PROTESTANTISMO: A Reforma na Inglaterra - os Presbiterianos

English Presbyterian Church, Regent Square London


O movimento de Reforma Religiosa (Reforma Protestante) iniciada pelo monge alemão Martinho Lutero (1517) e suas 95 teses, produziu desdobramentos inimagináveis e transformou completamente o cristianismo europeu.
Um destes desdobramentos foi a mudança ocorrida na Inglaterra, que sempre havia sido uma aliada fiel ao catolicismo romano e ao Papa. Mas o rei Henrique VIII acaba por romper com o sistema católico romano, motivado por questões unicamente pessoais e estabelece uma igreja nacional – a Igreja da Inglaterra e/ou Anglicana. Henrique VIII não foi contagiado pelas propostas teológicas reformadas, ao contrario, na sua perspectiva politica o protestantismo continha elementos perigosos para o regime monárquico, portanto na Igreja Anglicana o rei substituiu a função do Papa e os dogmas praticamente permaneceram católicos romanos. Com sua morte assume seu filho ainda menor Eduardo VI que influenciado por tutores de mentalidade reformada amplia as reformas religiosas do pai e introduz algumas mudanças significativas no contexto cúltico-teológico, mas sua morte precoce impedem que as mudanças sejam aprofundadas  e consolidadas. Assume o trono inglês Maria I que arraigada no catolicismo romano promove imediato retorno aos conceitos católicos e submissão às orientações do Papa romano, o que acabou por gerar inúmeras revoltas com suas subsequentes consequências com a morte de inúmeras pessoas. Mas o reinado de Maria I também foi breve e coube à sua meio irmã Elizabete I a árdua tarefa de encontrar uma forma religiosa que pudesse conciliar os diversos segmentos da sociedade inglesa. Será em seu longo reinado que a Igreja Anglicana haverá de estabelecer os dogmas teológicos e as estruturas eclesiásticas que haverão de permanecerem até os dias atuais.

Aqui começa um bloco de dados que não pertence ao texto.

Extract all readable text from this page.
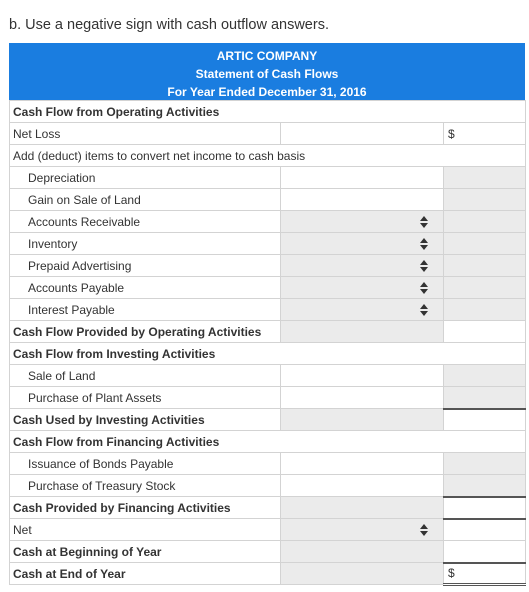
b. Use a negative sign with cash outflow answers.
ARTIC COMPANY
Statement of Cash Flows
For Year Ended December 31, 2016
Cash Flow from Operating Activities		
Net Loss		$
Add (deduct) items to convert net income to cash basis		
Depreciation		
Gain on Sale of Land		
Accounts Receivable	

Inventory	

Prepaid Advertising	

Accounts Payable	

Interest Payable	

Cash Flow Provided by Operating Activities		
Cash Flow from Investing Activities		
Sale of Land		
Purchase of Plant Assets		
Cash Used by Investing Activities		
Cash Flow from Financing Activities		
Issuance of Bonds Payable		
Purchase of Treasury Stock		
Cash Provided by Financing Activities		
Net	

Cash at Beginning of Year		
Cash at End of Year		$
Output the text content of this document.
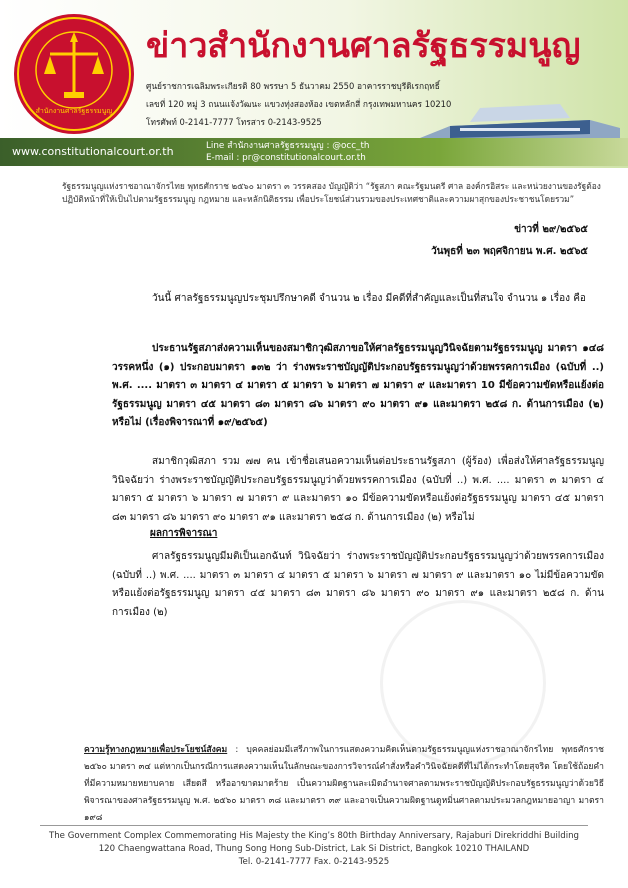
สำนักงานศาลรัฐธรรมนูญ
ข่าวสำนักงานศาลรัฐธรรมนูญ
ศูนย์ราชการเฉลิมพระเกียรติ 80 พรรษา 5 ธันวาคม 2550 อาคารราชบุรีดิเรกฤทธิ์
เลขที่ 120 หมู่ 3 ถนนแจ้งวัฒนะ แขวงทุ่งสองห้อง เขตหลักสี่ กรุงเทพมหานคร 10210
โทรศัพท์ 0-2141-7777 โทรสาร 0-2143-9525
www.constitutionalcourt.or.th	Line สำนักงานศาลรัฐธรรมนูญ : @occ_th
E-mail : pr@constitutionalcourt.or.th
รัฐธรรมนูญแห่งราชอาณาจักรไทย พุทธศักราช ๒๕๖๐ มาตรา ๓ วรรคสอง บัญญัติว่า “รัฐสภา คณะรัฐมนตรี ศาล องค์กรอิสระ และหน่วยงานของรัฐต้องปฏิบัติหน้าที่ให้เป็นไปตามรัฐธรรมนูญ กฎหมาย และหลักนิติธรรม เพื่อประโยชน์ส่วนรวมของประเทศชาติและความผาสุกของประชาชนโดยรวม”
ข่าวที่ ๒๙/๒๕๖๕
วันพุธที่ ๒๓ พฤศจิกายน พ.ศ. ๒๕๖๕
วันนี้ ศาลรัฐธรรมนูญประชุมปรึกษาคดี จำนวน ๒ เรื่อง มีคดีที่สำคัญและเป็นที่สนใจ จำนวน ๑ เรื่อง คือ
ประธานรัฐสภาส่งความเห็นของสมาชิกวุฒิสภาขอให้ศาลรัฐธรรมนูญวินิจฉัยตามรัฐธรรมนูญ มาตรา ๑๔๘ วรรคหนึ่ง (๑) ประกอบมาตรา ๑๓๒ ว่า ร่างพระราชบัญญัติประกอบรัฐธรรมนูญว่าด้วยพรรคการเมือง (ฉบับที่ ..) พ.ศ. .... มาตรา ๓ มาตรา ๔ มาตรา ๕ มาตรา ๖ มาตรา ๗ มาตรา ๙ และมาตรา 10 มีข้อความขัดหรือแย้งต่อรัฐธรรมนูญ มาตรา ๔๕ มาตรา ๘๓ มาตรา ๘๖ มาตรา ๙๐ มาตรา ๙๑ และมาตรา ๒๕๘ ก. ด้านการเมือง (๒) หรือไม่ (เรื่องพิจารณาที่ ๑๙/๒๕๖๕)
สมาชิกวุฒิสภา รวม ๗๗ คน เข้าชื่อเสนอความเห็นต่อประธานรัฐสภา (ผู้ร้อง) เพื่อส่งให้ศาลรัฐธรรมนูญวินิจฉัยว่า ร่างพระราชบัญญัติประกอบรัฐธรรมนูญว่าด้วยพรรคการเมือง (ฉบับที่ ..) พ.ศ. .... มาตรา ๓ มาตรา ๔ มาตรา ๕ มาตรา ๖ มาตรา ๗ มาตรา ๙ และมาตรา ๑๐ มีข้อความขัดหรือแย้งต่อรัฐธรรมนูญ มาตรา ๔๕ มาตรา ๘๓ มาตรา ๘๖ มาตรา ๙๐ มาตรา ๙๑ และมาตรา ๒๕๘ ก. ด้านการเมือง (๒) หรือไม่
ผลการพิจารณา
ศาลรัฐธรรมนูญมีมติเป็นเอกฉันท์ วินิจฉัยว่า ร่างพระราชบัญญัติประกอบรัฐธรรมนูญว่าด้วยพรรคการเมือง (ฉบับที่ ..) พ.ศ. .... มาตรา ๓ มาตรา ๔ มาตรา ๕ มาตรา ๖ มาตรา ๗ มาตรา ๙ และมาตรา ๑๐ ไม่มีข้อความขัดหรือแย้งต่อรัฐธรรมนูญ มาตรา ๔๕ มาตรา ๘๓ มาตรา ๘๖ มาตรา ๙๐ มาตรา ๙๑ และมาตรา ๒๕๘ ก. ด้านการเมือง (๒)
ความรู้ทางกฎหมายเพื่อประโยชน์สังคม : บุคคลย่อมมีเสรีภาพในการแสดงความคิดเห็นตามรัฐธรรมนูญแห่งราชอาณาจักรไทย พุทธศักราช ๒๕๖๐ มาตรา ๓๔ แต่หากเป็นกรณีการแสดงความเห็นในลักษณะของการวิจารณ์คำสั่งหรือคำวินิจฉัยคดีที่ไม่ได้กระทำโดยสุจริต โดยใช้ถ้อยคำที่มีความหมายหยาบคาย เสียดสี หรืออาฆาตมาดร้าย เป็นความผิดฐานละเมิดอำนาจศาลตามพระราชบัญญัติประกอบรัฐธรรมนูญว่าด้วยวิธีพิจารณาของศาลรัฐธรรมนูญ พ.ศ. ๒๕๖๐ มาตรา ๓๘ และมาตรา ๓๙ และอาจเป็นความผิดฐานดูหมิ่นศาลตามประมวลกฎหมายอาญา มาตรา ๑๙๘
The Government Complex Commemorating His Majesty the King’s 80th Birthday Anniversary, Rajaburi Direkriddhi Building
120 Chaengwattana Road, Thung Song Hong Sub-District, Lak Si District, Bangkok 10210 THAILAND
Tel. 0-2141-7777 Fax. 0-2143-9525
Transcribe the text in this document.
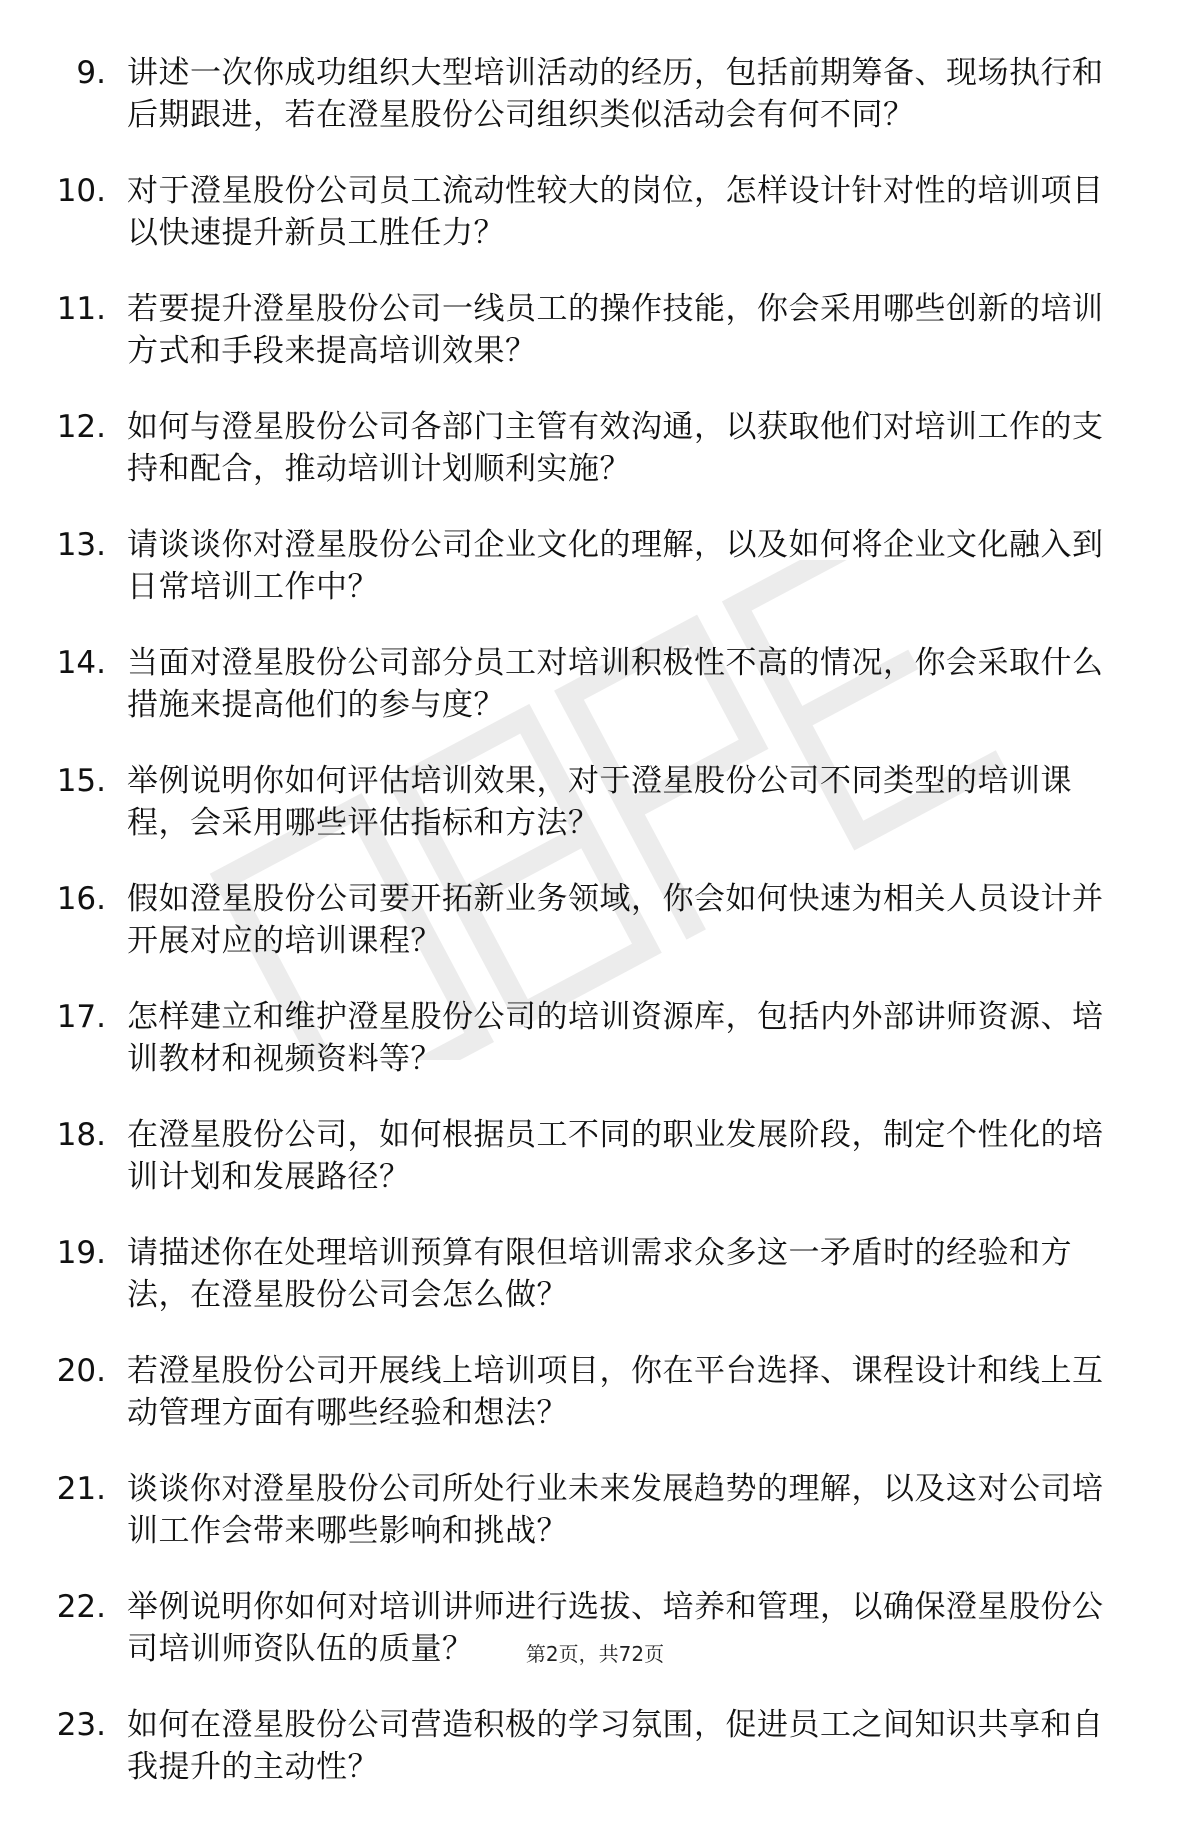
9. 讲述一次你成功组织大型培训活动的经历，包括前期筹备、现场执行和后期跟进，若在澄星股份公司组织类似活动会有何不同？
10. 对于澄星股份公司员工流动性较大的岗位，怎样设计针对性的培训项目以快速提升新员工胜任力？
11. 若要提升澄星股份公司一线员工的操作技能，你会采用哪些创新的培训方式和手段来提高培训效果？
12. 如何与澄星股份公司各部门主管有效沟通，以获取他们对培训工作的支持和配合，推动培训计划顺利实施？
13. 请谈谈你对澄星股份公司企业文化的理解，以及如何将企业文化融入到日常培训工作中？
14. 当面对澄星股份公司部分员工对培训积极性不高的情况，你会采取什么措施来提高他们的参与度？
15. 举例说明你如何评估培训效果，对于澄星股份公司不同类型的培训课程，会采用哪些评估指标和方法？
16. 假如澄星股份公司要开拓新业务领域，你会如何快速为相关人员设计并开展对应的培训课程？
17. 怎样建立和维护澄星股份公司的培训资源库，包括内外部讲师资源、培训教材和视频资料等？
18. 在澄星股份公司，如何根据员工不同的职业发展阶段，制定个性化的培训计划和发展路径？
19. 请描述你在处理培训预算有限但培训需求众多这一矛盾时的经验和方法，在澄星股份公司会怎么做？
20. 若澄星股份公司开展线上培训项目，你在平台选择、课程设计和线上互动管理方面有哪些经验和想法？
21. 谈谈你对澄星股份公司所处行业未来发展趋势的理解，以及这对公司培训工作会带来哪些影响和挑战？
22. 举例说明你如何对培训讲师进行选拔、培养和管理，以确保澄星股份公司培训师资队伍的质量？
23. 如何在澄星股份公司营造积极的学习氛围，促进员工之间知识共享和自我提升的主动性？
第2页，共72页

Todavia, uma unidade religiosa ou mesmo eclesiástica harmoniosa estava longe de ser uma realidade na Inglaterra elisabetana. Um forte movimento separatista estava em plena ebulição, sendo liderados pelos defensores ferrenhos de uma reforma mais profunda da igreja. Eles receberam a alcunha de “Puritanos[1] que veio a se constituir em um grande guarda-chuva para os diversos grupos dissidentes congregacionais, presbiterianos, batistas e posteriormente os metodistas que proliferava nas entranhas da Igreja Anglicana. Seus líderes eram aqueles que durante o reinado de Maria I haviam se refugiado em outros países, principalmente Genebra e que haviam respirado uma atmosfera de reformas muito mais profundas do que a que Elisabete I estava realizando, entre o quais se destaca os adeptos do sistema eclesiástico presbiteriano, que se contrapunha ao sistema episcopal adotado pela Igreja Anglicana, que segundo eles representava um forte e perigoso resquício do sistema católico romano e por isso deveria ser abolido (GONZÁLES, 2004, p. 296).

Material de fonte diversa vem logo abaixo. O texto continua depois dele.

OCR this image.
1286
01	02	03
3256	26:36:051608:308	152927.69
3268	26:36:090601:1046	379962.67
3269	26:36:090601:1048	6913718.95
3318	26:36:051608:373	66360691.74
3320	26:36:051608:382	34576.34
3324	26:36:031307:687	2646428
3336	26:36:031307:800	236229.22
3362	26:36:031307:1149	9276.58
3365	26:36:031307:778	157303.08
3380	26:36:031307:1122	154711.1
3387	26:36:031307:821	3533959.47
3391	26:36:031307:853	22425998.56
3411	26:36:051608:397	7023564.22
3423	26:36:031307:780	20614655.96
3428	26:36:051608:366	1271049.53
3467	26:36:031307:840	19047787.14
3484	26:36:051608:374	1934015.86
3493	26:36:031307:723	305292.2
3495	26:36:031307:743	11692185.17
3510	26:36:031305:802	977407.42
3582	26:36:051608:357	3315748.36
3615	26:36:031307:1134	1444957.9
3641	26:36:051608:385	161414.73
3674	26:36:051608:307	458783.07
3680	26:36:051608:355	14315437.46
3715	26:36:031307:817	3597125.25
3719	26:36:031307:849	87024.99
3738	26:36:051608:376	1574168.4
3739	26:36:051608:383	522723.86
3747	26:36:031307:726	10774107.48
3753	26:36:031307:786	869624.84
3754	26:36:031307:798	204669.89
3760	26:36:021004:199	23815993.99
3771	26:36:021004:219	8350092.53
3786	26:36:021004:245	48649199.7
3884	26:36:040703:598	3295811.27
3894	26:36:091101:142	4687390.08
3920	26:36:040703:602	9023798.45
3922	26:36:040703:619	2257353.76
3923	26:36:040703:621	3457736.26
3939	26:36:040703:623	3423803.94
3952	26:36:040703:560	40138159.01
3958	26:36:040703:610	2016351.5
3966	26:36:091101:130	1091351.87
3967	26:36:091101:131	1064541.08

A estrutura eclesiástica episcopal fora mantida por Henrique VIII e definitivamente estabelecida por sua filha Elizabete I, pois desejam manter uma igreja controlada pelo Estado, uma vez que os bispos eram nomeados pela coroa, de maneira que, como destaca Matos (2000, p. 51), o sistema presbiteriano “representava uma proposta revolucionária, pois preconizava uma igreja governada por presbíteros docentes e regentes, eleitos pelos fiéis e reunidos em concílios”, alcançando assim uma autonomia em relação a interferência e controle do Estado. Por esta causa, tanto Elizabete I quanto seus sucessores, Tiago I (1603-1625) e Carlos I (1625-1649), que governaram tanto a Inglaterra quanto a Escócia, combateram violentamente esta proposta eclesiástica.

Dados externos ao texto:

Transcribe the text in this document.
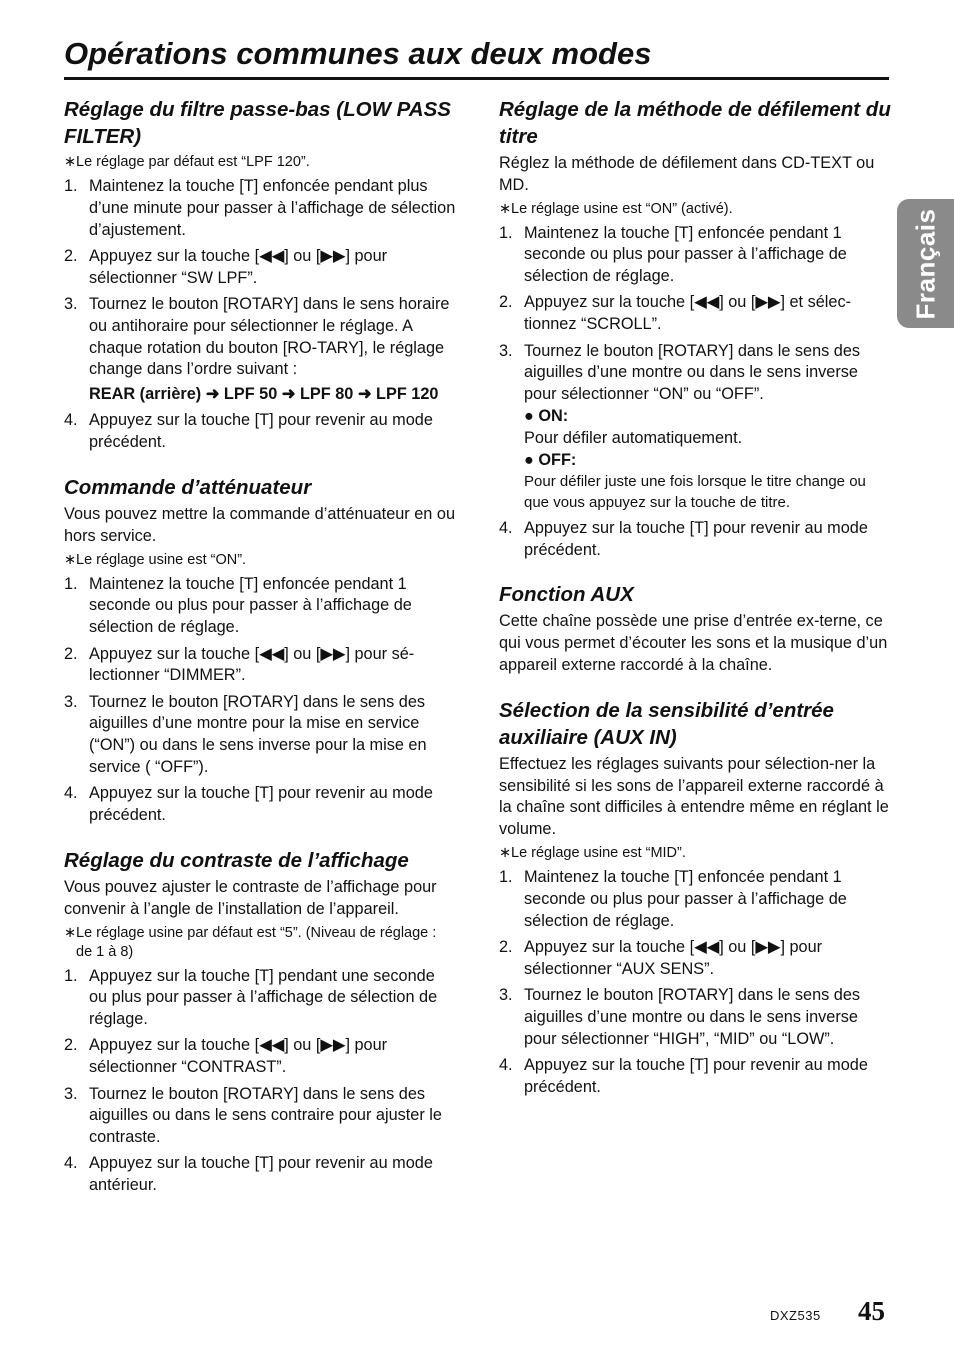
Opérations communes aux deux modes
Français
Réglage du filtre passe-bas (LOW PASS FILTER)

∗ Le réglage par défaut est “LPF 120”.

1. Maintenez la touche [T] enfoncée pendant plus d’une minute pour passer à l’affichage de sélection d’ajustement.
2. Appuyez sur la touche [◀◀] ou [▶▶] pour sélectionner “SW LPF”.
3. Tournez le bouton [ROTARY] dans le sens horaire ou antihoraire pour sélectionner le réglage. A chaque rotation du bouton [RO-TARY], le réglage change dans l’ordre suivant :
REAR (arrière) ➜ LPF 50 ➜ LPF 80 ➜ LPF 120
4. Appuyez sur la touche [T] pour revenir au mode précédent.
Commande d’atténuateur

Vous pouvez mettre la commande d’atténuateur en ou hors service.

∗ Le réglage usine est “ON”.

1. Maintenez la touche [T] enfoncée pendant 1 seconde ou plus pour passer à l’affichage de sélection de réglage.
2. Appuyez sur la touche [◀◀] ou [▶▶] pour sé-lectionner “DIMMER”.
3. Tournez le bouton [ROTARY] dans le sens des aiguilles d’une montre pour la mise en service (“ON”) ou dans le sens inverse pour la mise en service ( “OFF”).
4. Appuyez sur la touche [T] pour revenir au mode précédent.
Réglage du contraste de l’affichage

Vous pouvez ajuster le contraste de l’affichage pour convenir à l’angle de l’installation de l’appareil.

∗ Le réglage usine par défaut est “5”. (Niveau de réglage : de 1 à 8)

1. Appuyez sur la touche [T] pendant une seconde ou plus pour passer à l’affichage de sélection de réglage.
2. Appuyez sur la touche [◀◀] ou [▶▶] pour sélectionner “CONTRAST”.
3. Tournez le bouton [ROTARY] dans le sens des aiguilles ou dans le sens contraire pour ajuster le contraste.
4. Appuyez sur la touche [T] pour revenir au mode antérieur.
Réglage de la méthode de défilement du titre

Réglez la méthode de défilement dans CD-TEXT ou MD.

∗ Le réglage usine est “ON” (activé).

1. Maintenez la touche [T] enfoncée pendant 1 seconde ou plus pour passer à l’affichage de sélection de réglage.
2. Appuyez sur la touche [◀◀] ou [▶▶] et sélec-tionnez “SCROLL”.
3. Tournez le bouton [ROTARY] dans le sens des aiguilles d’une montre ou dans le sens inverse pour sélectionner “ON” ou “OFF”.
● ON:
Pour défiler automatiquement.
● OFF:
Pour défiler juste une fois lorsque le titre change ou que vous appuyez sur la touche de titre.
4. Appuyez sur la touche [T] pour revenir au mode précédent.
Fonction AUX

Cette chaîne possède une prise d’entrée ex-terne, ce qui vous permet d’écouter les sons et la musique d’un appareil externe raccordé à la chaîne.

Sélection de la sensibilité d’entrée auxiliaire (AUX IN)

Effectuez les réglages suivants pour sélection-ner la sensibilité si les sons de l’appareil externe raccordé à la chaîne sont difficiles à entendre même en réglant le volume.

∗ Le réglage usine est “MID”.

1. Maintenez la touche [T] enfoncée pendant 1 seconde ou plus pour passer à l’affichage de sélection de réglage.
2. Appuyez sur la touche [◀◀] ou [▶▶] pour sélectionner “AUX SENS”.
3. Tournez le bouton [ROTARY] dans le sens des aiguilles d’une montre ou dans le sens inverse pour sélectionner “HIGH”, “MID” ou “LOW”.
4. Appuyez sur la touche [T] pour revenir au mode précédent.
DXZ535 45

Apenas em um pequeno período, após a guerra civil em que o rei Carlos I foi morto, os Puritanos assumiram o poder civil da Inglaterra e os presbiterianos conseguiram implantar o seu sistema eclesiástico na Inglaterra, quando o Parlamento convocou a Assembleia de Westminster (1643-1649) que estabeleceu os chamados “padrões presbiterianos” de culto, governo e doutrina, através da elaboração da Confissão de Fé de Westminster. Mas assim que Carlos II assumiu o trono, em 1660, o sistema episcopal foi restabelecido, e os presbiterianos e demais grupos separatistas passaram a sofrer forte repressão. (MATOS, 2000, p. 53).
Todavia, dentro do movimento reformado separatista (puritano) não se falava a mesma língua. Algumas lideranças chegaram à conclusão que o sistema eclesiástico oriundo do Novo Testamento era congregacionalista[2] e que o presbiterianismo era apenas mais uma concessão. Outros foram mais longe e defendiam uma igreja totalmente autônoma e cujos membros deveriam ser apenas os adultos, rejeitando o batismo infantil, e concluindo que o batismo deveria ser somente por imersão, de maneira que vieram a serem denominados de batistas,[3] que por sua vez se subdividiam em dois grupos, os batistas gerais que rejeitavam a doutrina calvinista da predestinação e os batistas particulares que mantiveram esta doutrina conforme os argumentos desenvolvidos por João Calvino (GONZÁLES, 2004, p. 298).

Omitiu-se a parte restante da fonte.